Random thoughts and comments on recent developments in the film world.
IFC and Criterion have signed a deal wherein Criterion will handle the DVD and Blu-Ray distribution for select titles under the IFC Films banner. There’s been a lot of grumbling about Criterion releasing more and more contemporary films at the expense of lost classics, and while I do lament the general state of classics on home video, I also love that Criterion is living up to the "contemporary" side of their mission statement. Besides, when those films include Summer Hours (hands-down the best film I've seen all year) and Che (hands-down the most ambitious, and one of the most fascinating films I saw last year), it's hard to complain too much.
As of right now, the Northwest Film Center, probably the most important establishment for cinephiles in Portland, has a screening of Bright Star scheduled for September 23rd, but only for members. Bright Star played at the Cannes Film Festival and is being released in New York on September 18, but there's no word on any larger plan, and the distributor doesn't have a web site. My guess is it will make it out here, as the film has been tossed around as an Oscar contender, but this waiting period always makes me nervous.
Anne Thompson's onto something here without quite coming out and saying it (also, as a director, there's nothing challenging about John Lasseter - he does what he does very well, but challenging audiences is not his wheelhouse). Oddly enough, I expected myself to come away swinging, but instead agreed - The Limits of Control is kind of a mess, in spite of its aims. But while Coppola may have earned the right to do whatever the hell he wants, the movie still has to earn that (which, for the record, I think Tetro does, even if it doesn't stick the landing).

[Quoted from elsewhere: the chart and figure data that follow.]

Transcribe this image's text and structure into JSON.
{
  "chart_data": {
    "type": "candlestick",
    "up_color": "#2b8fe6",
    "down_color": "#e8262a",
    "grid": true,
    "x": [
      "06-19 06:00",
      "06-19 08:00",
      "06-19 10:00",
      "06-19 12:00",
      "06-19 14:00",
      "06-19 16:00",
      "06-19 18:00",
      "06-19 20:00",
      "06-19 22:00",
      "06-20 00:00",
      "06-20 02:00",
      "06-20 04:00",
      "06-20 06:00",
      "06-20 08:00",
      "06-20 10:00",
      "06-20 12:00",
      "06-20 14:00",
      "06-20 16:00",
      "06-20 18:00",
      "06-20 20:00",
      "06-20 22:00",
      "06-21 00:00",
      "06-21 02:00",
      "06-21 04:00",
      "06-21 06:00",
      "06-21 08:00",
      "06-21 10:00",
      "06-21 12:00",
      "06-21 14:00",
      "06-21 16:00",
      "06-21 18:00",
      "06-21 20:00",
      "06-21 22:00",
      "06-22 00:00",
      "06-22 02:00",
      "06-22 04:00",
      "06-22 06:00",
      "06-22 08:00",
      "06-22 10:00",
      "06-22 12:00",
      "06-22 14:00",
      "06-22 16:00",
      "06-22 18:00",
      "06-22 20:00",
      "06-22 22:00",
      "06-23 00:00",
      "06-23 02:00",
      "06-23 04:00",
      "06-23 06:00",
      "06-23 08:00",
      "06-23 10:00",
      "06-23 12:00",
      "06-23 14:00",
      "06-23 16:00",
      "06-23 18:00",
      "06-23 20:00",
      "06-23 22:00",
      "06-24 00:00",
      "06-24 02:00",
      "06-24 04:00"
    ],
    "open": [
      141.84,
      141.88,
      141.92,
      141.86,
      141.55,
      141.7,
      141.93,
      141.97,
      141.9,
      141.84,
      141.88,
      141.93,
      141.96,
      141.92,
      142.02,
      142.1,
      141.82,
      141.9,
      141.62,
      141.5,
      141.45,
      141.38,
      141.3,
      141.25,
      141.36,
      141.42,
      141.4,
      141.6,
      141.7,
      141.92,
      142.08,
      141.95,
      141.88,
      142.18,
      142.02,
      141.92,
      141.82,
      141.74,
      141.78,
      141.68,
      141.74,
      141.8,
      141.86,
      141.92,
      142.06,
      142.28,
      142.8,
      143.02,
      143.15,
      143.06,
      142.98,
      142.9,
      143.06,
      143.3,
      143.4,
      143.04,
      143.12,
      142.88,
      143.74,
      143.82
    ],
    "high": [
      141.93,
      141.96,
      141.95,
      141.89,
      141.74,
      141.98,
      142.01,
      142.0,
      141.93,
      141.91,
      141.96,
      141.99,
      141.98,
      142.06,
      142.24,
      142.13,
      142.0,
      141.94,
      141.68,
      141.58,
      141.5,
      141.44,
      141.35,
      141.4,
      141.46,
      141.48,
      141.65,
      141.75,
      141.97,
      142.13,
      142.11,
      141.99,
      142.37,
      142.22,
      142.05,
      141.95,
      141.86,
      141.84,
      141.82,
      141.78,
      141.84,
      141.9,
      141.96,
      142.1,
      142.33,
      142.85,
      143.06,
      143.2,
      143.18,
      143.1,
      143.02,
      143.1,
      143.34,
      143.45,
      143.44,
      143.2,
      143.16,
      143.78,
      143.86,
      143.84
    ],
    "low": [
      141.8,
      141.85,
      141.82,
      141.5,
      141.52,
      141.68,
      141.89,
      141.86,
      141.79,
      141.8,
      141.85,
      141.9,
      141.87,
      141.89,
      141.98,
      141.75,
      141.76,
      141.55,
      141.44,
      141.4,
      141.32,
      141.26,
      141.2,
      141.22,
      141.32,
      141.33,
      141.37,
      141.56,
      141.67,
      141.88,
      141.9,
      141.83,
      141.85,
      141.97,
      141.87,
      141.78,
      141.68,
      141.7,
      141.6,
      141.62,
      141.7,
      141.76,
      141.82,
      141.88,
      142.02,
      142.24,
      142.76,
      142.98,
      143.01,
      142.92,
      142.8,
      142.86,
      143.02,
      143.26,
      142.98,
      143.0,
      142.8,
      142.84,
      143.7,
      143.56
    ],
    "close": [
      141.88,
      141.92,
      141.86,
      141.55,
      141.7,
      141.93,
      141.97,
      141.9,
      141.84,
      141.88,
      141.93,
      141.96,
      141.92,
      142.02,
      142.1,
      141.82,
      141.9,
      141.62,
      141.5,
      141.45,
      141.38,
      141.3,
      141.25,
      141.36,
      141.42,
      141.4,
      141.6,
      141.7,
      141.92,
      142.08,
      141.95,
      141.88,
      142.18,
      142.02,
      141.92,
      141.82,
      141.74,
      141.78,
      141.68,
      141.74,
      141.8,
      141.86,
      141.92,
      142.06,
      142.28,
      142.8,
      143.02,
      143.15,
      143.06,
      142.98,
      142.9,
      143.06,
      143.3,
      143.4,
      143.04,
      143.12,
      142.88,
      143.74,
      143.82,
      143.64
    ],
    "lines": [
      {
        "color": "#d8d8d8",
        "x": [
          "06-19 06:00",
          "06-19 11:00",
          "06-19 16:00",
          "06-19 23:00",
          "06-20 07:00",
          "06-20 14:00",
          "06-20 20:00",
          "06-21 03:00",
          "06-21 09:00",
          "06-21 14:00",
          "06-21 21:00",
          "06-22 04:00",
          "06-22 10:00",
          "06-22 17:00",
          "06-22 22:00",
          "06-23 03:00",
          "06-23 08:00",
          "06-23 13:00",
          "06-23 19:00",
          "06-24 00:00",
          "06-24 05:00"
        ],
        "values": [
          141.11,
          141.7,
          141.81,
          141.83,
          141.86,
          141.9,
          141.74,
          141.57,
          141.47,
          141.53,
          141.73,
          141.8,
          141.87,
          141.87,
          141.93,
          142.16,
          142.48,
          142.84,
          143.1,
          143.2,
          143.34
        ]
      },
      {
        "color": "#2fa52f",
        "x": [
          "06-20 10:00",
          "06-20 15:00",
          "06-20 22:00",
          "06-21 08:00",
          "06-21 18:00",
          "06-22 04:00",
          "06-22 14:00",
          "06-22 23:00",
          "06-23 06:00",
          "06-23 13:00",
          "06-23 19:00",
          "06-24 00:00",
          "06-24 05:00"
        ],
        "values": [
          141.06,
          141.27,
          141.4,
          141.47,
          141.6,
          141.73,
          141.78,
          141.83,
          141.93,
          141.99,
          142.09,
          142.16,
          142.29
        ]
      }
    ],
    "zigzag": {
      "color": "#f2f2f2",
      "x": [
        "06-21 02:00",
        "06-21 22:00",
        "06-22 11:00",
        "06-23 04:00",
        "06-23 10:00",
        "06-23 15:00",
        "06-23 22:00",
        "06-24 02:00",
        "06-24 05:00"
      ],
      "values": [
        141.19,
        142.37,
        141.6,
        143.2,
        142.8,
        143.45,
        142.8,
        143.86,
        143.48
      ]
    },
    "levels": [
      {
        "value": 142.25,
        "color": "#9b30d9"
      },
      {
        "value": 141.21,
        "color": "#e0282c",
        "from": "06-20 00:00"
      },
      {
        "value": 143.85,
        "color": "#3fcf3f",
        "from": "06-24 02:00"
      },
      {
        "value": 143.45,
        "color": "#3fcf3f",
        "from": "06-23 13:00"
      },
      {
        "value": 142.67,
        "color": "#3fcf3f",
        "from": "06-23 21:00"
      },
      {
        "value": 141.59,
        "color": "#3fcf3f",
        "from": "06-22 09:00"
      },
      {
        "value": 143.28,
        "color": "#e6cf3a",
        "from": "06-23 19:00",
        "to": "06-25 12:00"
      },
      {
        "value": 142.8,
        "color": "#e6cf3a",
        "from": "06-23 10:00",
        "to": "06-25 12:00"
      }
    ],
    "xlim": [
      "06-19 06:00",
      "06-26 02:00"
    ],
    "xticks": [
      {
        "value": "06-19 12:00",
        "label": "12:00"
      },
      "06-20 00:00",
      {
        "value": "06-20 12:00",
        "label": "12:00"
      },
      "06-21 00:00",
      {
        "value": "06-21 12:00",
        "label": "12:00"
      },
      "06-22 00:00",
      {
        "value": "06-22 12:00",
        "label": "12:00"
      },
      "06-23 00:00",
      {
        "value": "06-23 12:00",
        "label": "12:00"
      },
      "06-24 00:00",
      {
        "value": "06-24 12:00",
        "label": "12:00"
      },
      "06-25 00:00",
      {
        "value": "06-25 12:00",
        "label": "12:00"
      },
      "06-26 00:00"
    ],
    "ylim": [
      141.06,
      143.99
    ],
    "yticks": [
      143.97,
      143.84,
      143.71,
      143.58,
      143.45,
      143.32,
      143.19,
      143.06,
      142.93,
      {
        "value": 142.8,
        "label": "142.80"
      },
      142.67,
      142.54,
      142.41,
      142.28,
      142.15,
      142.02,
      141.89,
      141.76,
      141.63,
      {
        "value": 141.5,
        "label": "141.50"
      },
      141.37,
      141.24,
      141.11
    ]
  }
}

I don't hate The Boondock Saints the way a lot of cinephiles do. I just don't care about it at all, and it's aged really poorly. And it has the philosophy of that guy who sat a couple seats down from you in high school who was always flipping through weapons magazines and had a weird fixation on German culture. Willem Dafoe was pretty amusing in it, though...until the end. What the hell happened there? But, y'know, here's the trailer for the sequel.
Top Five films I'm desperate to see this fall/winter, but my access to them is uncertain:
Red Riding Trilogy
Tree of Life
The White Ribbon
I feel pretty good about Portland getting Tree of Life and The White Ribbon...Wild Grass sounds so damn nutty, it's hard to say, and the Red Riding Trilogy is...well, it's three films. They couldn't even release Kill Bill all at once. Though it will be on IFC OnDemand, God's gift to far-flung cinephiles, and a system that should be mandatory for every niche distributor (I'm looking right at you, Sony Pictures Classics). Everyone Else seems almost impossible, unless a distant chance pans out and I'm in New York for the end of the New York Film Festival. The only one of these I would actively travel to further than Seattle to see is Tree of Life. I'd fly to New York if I had to.